Most horror films tend to start out slowly and somewhere in the first act, kill someone and such before revealing its mystery right in the end. This film however, is pure Japanese horror where it subverts the structure and momentum. The film's first half is purely a drama where Miike and screenwriter Daisuke Tengen observe the loneliness of Aoyama and his struggle to deal with his wife's death. It starts off slow and Miike takes an observant view of how Aoyama tries to move his life. It works for the momentum of structure with the first act of Aoyama ready to move on, the second act is the beginning of his relationship with Asami, and the third being about Asami. When the film moves to the second half, it becomes bizarre where reality and fiction blur to the point of what's going on. Then, there's the film's last 20 minutes that is pure horror at its most visceral. The scene is so horrifying to watch that audiences will definitely be screaming to the screen or TV. Overall, it's one of the best horror films ever made.

Helping Miike with his surreal vision is cinematographer Hideo Yamamoto whose color schemes from the intimacy and brightness of the film's first half in Aoyama's home and his work place to the more colorful yet eerie look of the film’s second half while most of the look in the second half is a bit grainy but works to convey the atmosphere. Production designer Tatsuo Ozeki also helps create the atmosphere in the film's second half with the decaying look of the ballet studio and the home of Asami while costume designer Tomoe Kumagai creates a wonderful, thin white dress for the Asami character for the film's first half. Editor Yasushi Shimamura does a wonderful, elliptical approach to the film's editing that works to gain the momentum of the suspense. Music composer Koji Endo brings a plaintive, melancholic piano, orchestral score to the film to convey the drama but then shifts to suspenseful screeches of music to convey the film's second half.

The film's cast includes small performances from Miyuki Matsuda as Aoyama's late wife Ryoko, Toshie Negishi as the housecleaner Rie, Misato Nakamura as a house cleaner, Misato Nakamura as Shigehiko's girlfriend, and a creepy performance from Renji Ishibashi as a man in a wheelchair who works at the ballet studio. Jun Kunimura is excellent as the cautious, moralistic Yoshikawa whose suspicions about Asami are wonderfully observed as his performance is wonderful in the supporting role. Tetsu Sawaki is also great as Aoyama's son Shigehiko whose hope for his father to find romance is put to the test as he wonders about his father's melancholia and later, his obsession with Asami.

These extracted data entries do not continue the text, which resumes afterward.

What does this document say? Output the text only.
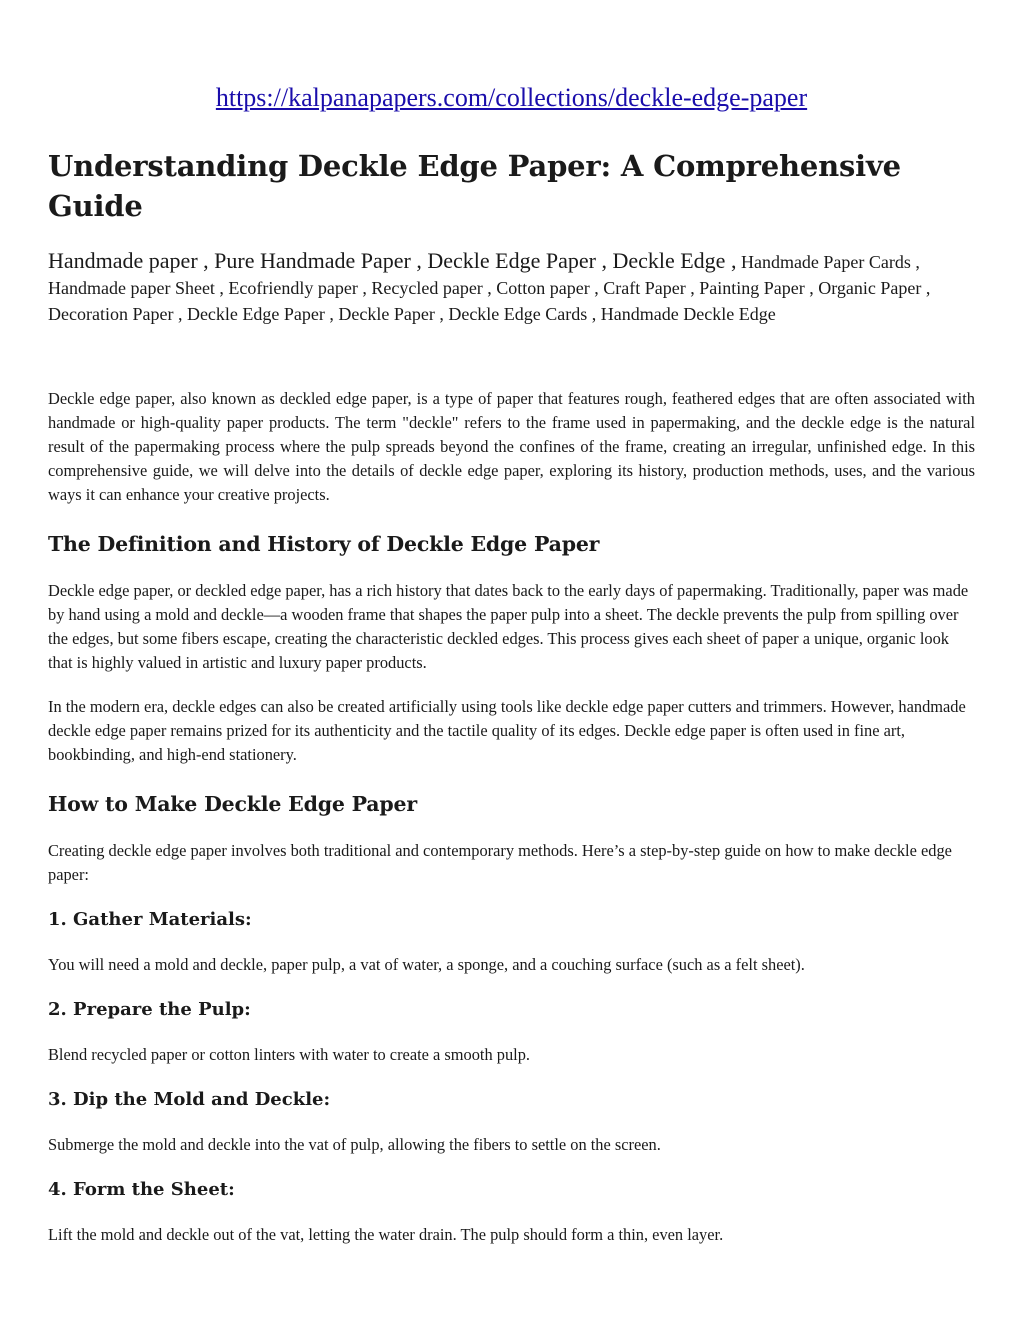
https://kalpanapapers.com/collections/deckle-edge-paper
Understanding Deckle Edge Paper: A Comprehensive Guide
Handmade paper , Pure Handmade Paper , Deckle Edge Paper , Deckle Edge , Handmade Paper Cards , Handmade paper Sheet , Ecofriendly paper , Recycled paper , Cotton paper , Craft Paper , Painting Paper , Organic Paper , Decoration Paper , Deckle Edge Paper , Deckle Paper , Deckle Edge Cards , Handmade Deckle Edge

Deckle edge paper, also known as deckled edge paper, is a type of paper that features rough, feathered edges that are often associated with handmade or high-quality paper products. The term "deckle" refers to the frame used in papermaking, and the deckle edge is the natural result of the papermaking process where the pulp spreads beyond the confines of the frame, creating an irregular, unfinished edge. In this comprehensive guide, we will delve into the details of deckle edge paper, exploring its history, production methods, uses, and the various ways it can enhance your creative projects.

The Definition and History of Deckle Edge Paper

Deckle edge paper, or deckled edge paper, has a rich history that dates back to the early days of papermaking. Traditionally, paper was made by hand using a mold and deckle—a wooden frame that shapes the paper pulp into a sheet. The deckle prevents the pulp from spilling over the edges, but some fibers escape, creating the characteristic deckled edges. This process gives each sheet of paper a unique, organic look that is highly valued in artistic and luxury paper products.

In the modern era, deckle edges can also be created artificially using tools like deckle edge paper cutters and trimmers. However, handmade deckle edge paper remains prized for its authenticity and the tactile quality of its edges. Deckle edge paper is often used in fine art, bookbinding, and high-end stationery.

How to Make Deckle Edge Paper

Creating deckle edge paper involves both traditional and contemporary methods. Here’s a step-by-step guide on how to make deckle edge paper:

1. Gather Materials:

You will need a mold and deckle, paper pulp, a vat of water, a sponge, and a couching surface (such as a felt sheet).

2. Prepare the Pulp:

Blend recycled paper or cotton linters with water to create a smooth pulp.

3. Dip the Mold and Deckle:

Submerge the mold and deckle into the vat of pulp, allowing the fibers to settle on the screen.

4. Form the Sheet:

Lift the mold and deckle out of the vat, letting the water drain. The pulp should form a thin, even layer.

Ryo Ishibashi is wonderful as the sad, desperate Aoyama whose love for his late wife is later countered by the melancholia of Asami until his character goes into full search of who she is as Ishibashi is great in the leading role. Finally, there’s Eihi Shiina as Asami, who starts off innocently and quiet in the film's first half but her best work is in the second where she reveals her dark obsessions and everything including the film's creepy third act.

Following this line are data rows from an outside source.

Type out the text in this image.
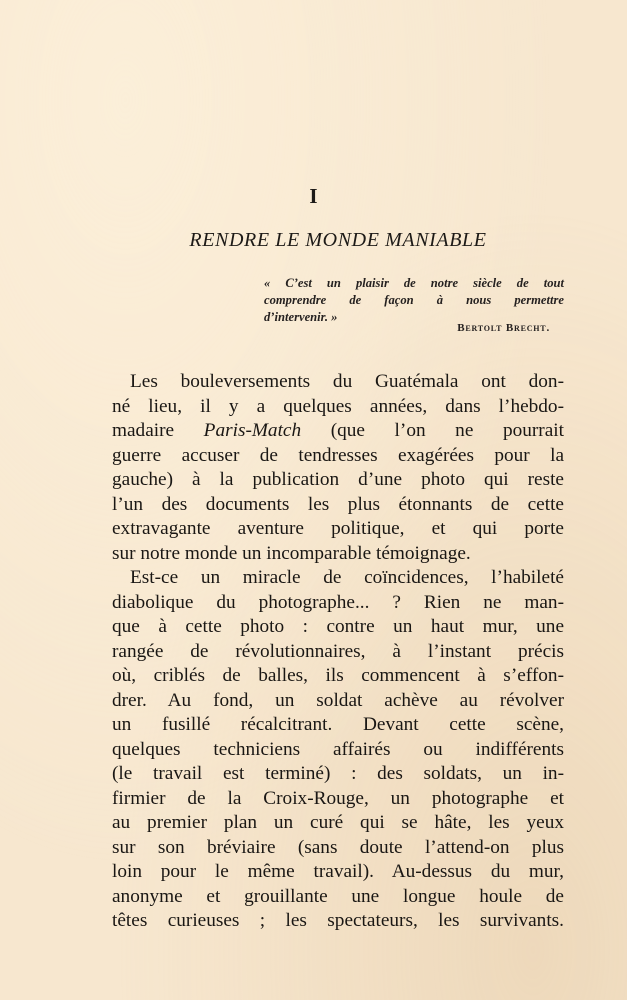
I
RENDRE LE MONDE MANIABLE
« C’est un plaisir de notre siècle de tout
comprendre de façon à nous permettre
d’intervenir. »
Bertolt Brecht.
Les bouleversements du Guatémala ont don-
né lieu, il y a quelques années, dans l’hebdo-
madaire Paris-Match (que l’on ne pourrait
guerre accuser de tendresses exagérées pour la
gauche) à la publication d’une photo qui reste
l’un des documents les plus étonnants de cette
extravagante aventure politique, et qui porte
sur notre monde un incomparable témoignage.
Est-ce un miracle de coïncidences, l’habileté
diabolique du photographe... ? Rien ne man-
que à cette photo : contre un haut mur, une
rangée de révolutionnaires, à l’instant précis
où, criblés de balles, ils commencent à s’effon-
drer. Au fond, un soldat achève au révolver
un fusillé récalcitrant. Devant cette scène,
quelques techniciens affairés ou indifférents
(le travail est terminé) : des soldats, un in-
firmier de la Croix-Rouge, un photographe et
au premier plan un curé qui se hâte, les yeux
sur son bréviaire (sans doute l’attend-on plus
loin pour le même travail). Au-dessus du mur,
anonyme et grouillante une longue houle de
têtes curieuses ; les spectateurs, les survivants.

While it doesn't follow the convention of traditional or Western horror films, Odishon still packs a punch into its approach of horror. The film however, for non-horror fans or traditional horror fans will have a hard time going to the film's bizarre third act along with its most terrifying scene. While the film has great performances and some great directing from Takeshi Miike, it's a film that is real touchstone to the horror genre but might be too extreme for some to the point that audiences might see it once and never again. Still, if you want a great example of what Japanese does in horror films at its most extreme and thrilling, Odishon is the film to see.